Not appropriate for patients with personal or family history of medullary thyroid carcinoma or MEN2, history of pancreatitis, Type 1 diabetes, or pregnancy. The physician intake screens for all of these.

What the Process Looks Like

No clinic visit required. Tennessee telehealth law allows new patient relationships via video or asynchronous platform.
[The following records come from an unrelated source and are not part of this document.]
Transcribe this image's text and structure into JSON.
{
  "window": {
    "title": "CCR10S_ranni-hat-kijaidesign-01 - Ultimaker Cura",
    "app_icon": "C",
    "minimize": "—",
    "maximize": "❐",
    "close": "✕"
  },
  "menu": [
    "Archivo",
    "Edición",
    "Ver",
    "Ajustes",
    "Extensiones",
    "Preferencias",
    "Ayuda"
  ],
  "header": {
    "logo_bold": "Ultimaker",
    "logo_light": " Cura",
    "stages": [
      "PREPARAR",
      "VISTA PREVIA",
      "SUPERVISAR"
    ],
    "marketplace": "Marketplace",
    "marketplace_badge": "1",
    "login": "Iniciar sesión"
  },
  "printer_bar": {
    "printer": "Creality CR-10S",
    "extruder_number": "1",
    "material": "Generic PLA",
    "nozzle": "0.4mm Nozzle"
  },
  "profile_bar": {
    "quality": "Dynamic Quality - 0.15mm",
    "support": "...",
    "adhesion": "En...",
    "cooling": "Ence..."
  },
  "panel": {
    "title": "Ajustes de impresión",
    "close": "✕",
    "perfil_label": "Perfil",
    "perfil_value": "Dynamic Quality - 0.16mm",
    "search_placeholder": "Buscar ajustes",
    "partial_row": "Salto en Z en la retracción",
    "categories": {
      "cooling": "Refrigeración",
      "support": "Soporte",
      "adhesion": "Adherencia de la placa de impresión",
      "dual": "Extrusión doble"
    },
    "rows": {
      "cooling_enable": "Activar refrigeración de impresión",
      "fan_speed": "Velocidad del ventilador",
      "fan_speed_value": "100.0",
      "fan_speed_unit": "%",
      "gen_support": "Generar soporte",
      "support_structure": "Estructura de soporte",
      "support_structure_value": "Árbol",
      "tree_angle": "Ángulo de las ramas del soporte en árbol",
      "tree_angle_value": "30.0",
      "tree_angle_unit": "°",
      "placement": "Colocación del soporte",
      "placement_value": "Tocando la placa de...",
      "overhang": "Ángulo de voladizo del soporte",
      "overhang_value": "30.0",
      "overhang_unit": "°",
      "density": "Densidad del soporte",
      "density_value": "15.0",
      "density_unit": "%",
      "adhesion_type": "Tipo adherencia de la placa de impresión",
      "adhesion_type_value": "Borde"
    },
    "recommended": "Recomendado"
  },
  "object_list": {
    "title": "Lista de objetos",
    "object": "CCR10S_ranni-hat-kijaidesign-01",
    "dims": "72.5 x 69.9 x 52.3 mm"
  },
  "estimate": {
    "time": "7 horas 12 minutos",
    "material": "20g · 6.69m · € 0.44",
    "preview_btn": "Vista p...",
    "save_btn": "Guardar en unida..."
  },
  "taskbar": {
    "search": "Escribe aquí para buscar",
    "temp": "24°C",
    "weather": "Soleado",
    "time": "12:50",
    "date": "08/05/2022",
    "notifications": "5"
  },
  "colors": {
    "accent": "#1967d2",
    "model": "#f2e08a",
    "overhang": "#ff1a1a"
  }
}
  1. Complete online health intake — 10–15 minutes
  2. Tennessee-licensed physician reviews your intake within 1–3 business days
  3. Video or async consultation; physician confirms candidacy and selects protocol
  4. Prescription sent to compounding pharmacy partner
  5. Medication ships to your Tennessee address within 5–7 business days
  6. Monthly check-ins; dose adjustments as needed via telehealth

What to Expect in the First 90 Days

Weeks 1–4 are the titration phase. Start low (0.25mg semaglutide or equivalent), appetite suppression is noticeable but mild. Some nausea and food aversions are common. Eat smaller portions; avoid fatty meals.

By weeks 4–8, most patients have lost 3–5% of body weight. Appetite suppression is more pronounced. GI side effects usually improve.

At the 90-day mark, most patients are at a dose of 1–1.7mg semaglutide weekly and have lost 7–10% of starting weight. This is also typically when the physician assesses whether to continue escalating or maintain the current dose.